A Second measure, is to back the gutter & downspout, give them more density. Like a stainless steel kitchen sink's noise reduction pad(s). As an example is Grace's Vycor Plus Ice & Water Shield self-adhesive flashing. The 4" wide by 75' long for $20 at home improvement stores should accomplish this quite well. You can build it up to dramatically deaden or eliminate that sound & then paint it to match.
I think you might find the majority of the noise comes from the downspout not the gutter. Also, once the heavy string or rope becomes soaked it will no longer slow anything as the water coming in will force water out at the same rate. The other problems would be how to fasten it in place without penetrating the roof, and how fast will it rot being outside.
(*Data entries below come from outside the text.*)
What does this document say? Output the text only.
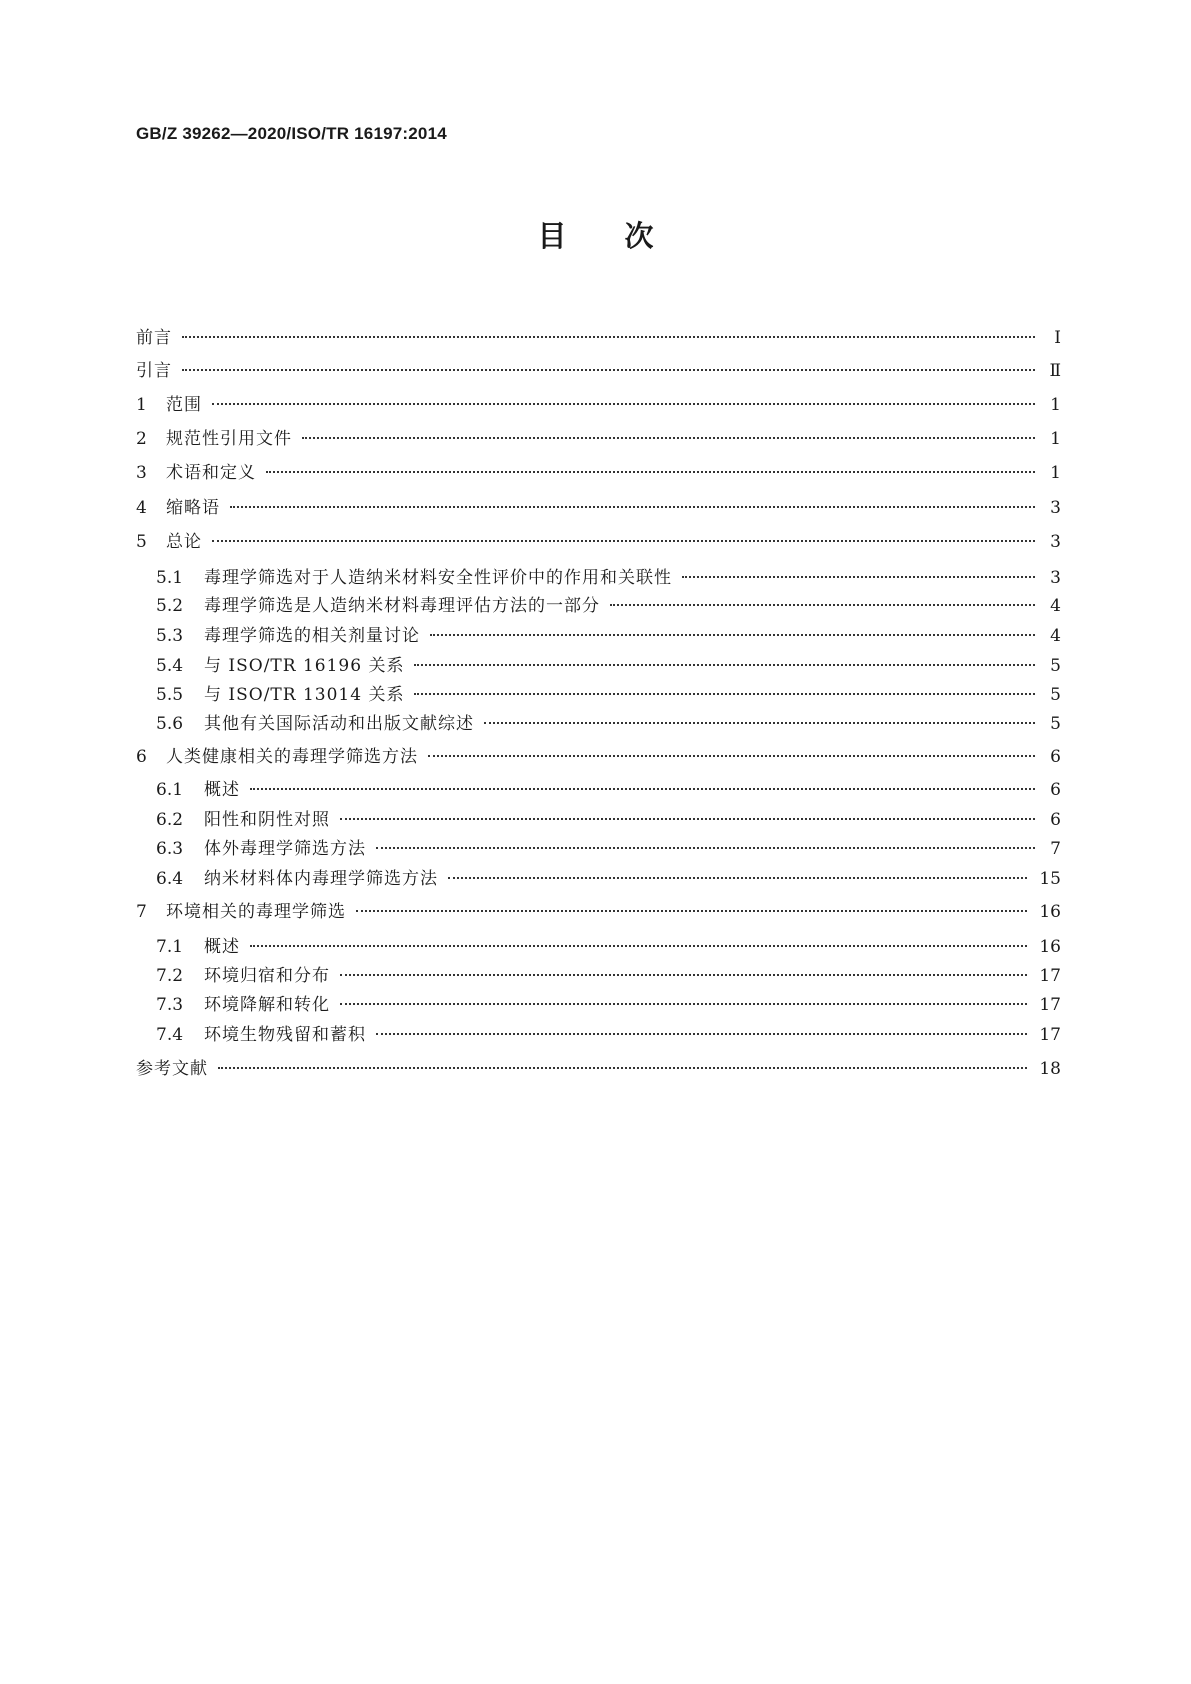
GB/Z 39262—2020/ISO/TR 16197:2014
目次
前言	Ⅰ
引言	Ⅱ
1	范围	1
2	规范性引用文件	1
3	术语和定义	1
4	缩略语	3
5	总论	3
5.1	毒理学筛选对于人造纳米材料安全性评价中的作用和关联性	3
5.2	毒理学筛选是人造纳米材料毒理评估方法的一部分	4
5.3	毒理学筛选的相关剂量讨论	4
5.4	与 ISO/TR 16196 关系	5
5.5	与 ISO/TR 13014 关系	5
5.6	其他有关国际活动和出版文献综述	5
6	人类健康相关的毒理学筛选方法	6
6.1	概述	6
6.2	阳性和阴性对照	6
6.3	体外毒理学筛选方法	7
6.4	纳米材料体内毒理学筛选方法	15
7	环境相关的毒理学筛选	16
7.1	概述	16
7.2	环境归宿和分布	17
7.3	环境降解和转化	17
7.4	环境生物残留和蓄积	17
参考文献	18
A cheaper / easier solution might be to remove the gutter and downspout entirely and put stone under the eave to prevent splash-up.
If the sound you're complaining about is simply the sound of water dripping the 3 inches between the roof edge flashing and the bottom of the gutter, the solution may be to install a sloped flashing to allow the water to flow into the gutter rather than drop.
A flexible plastic or slightly angled metal flashing slid under the shingles and left in contact with the side or bottom of the gutter would do this.
You should confirm whether it's the downspout you are hearing, or the water entering the gutter. One of you can, carefully, use a ladder and a hose to see if the noise happens just when water enters the downspout, or as it flows along the gutter.
If the noise is from water entering the gutter, there are several foam inserts you can get. These are designed to prevent leaves clogging the gutter, but they may also slow the flow and prevent any "pinging" noises.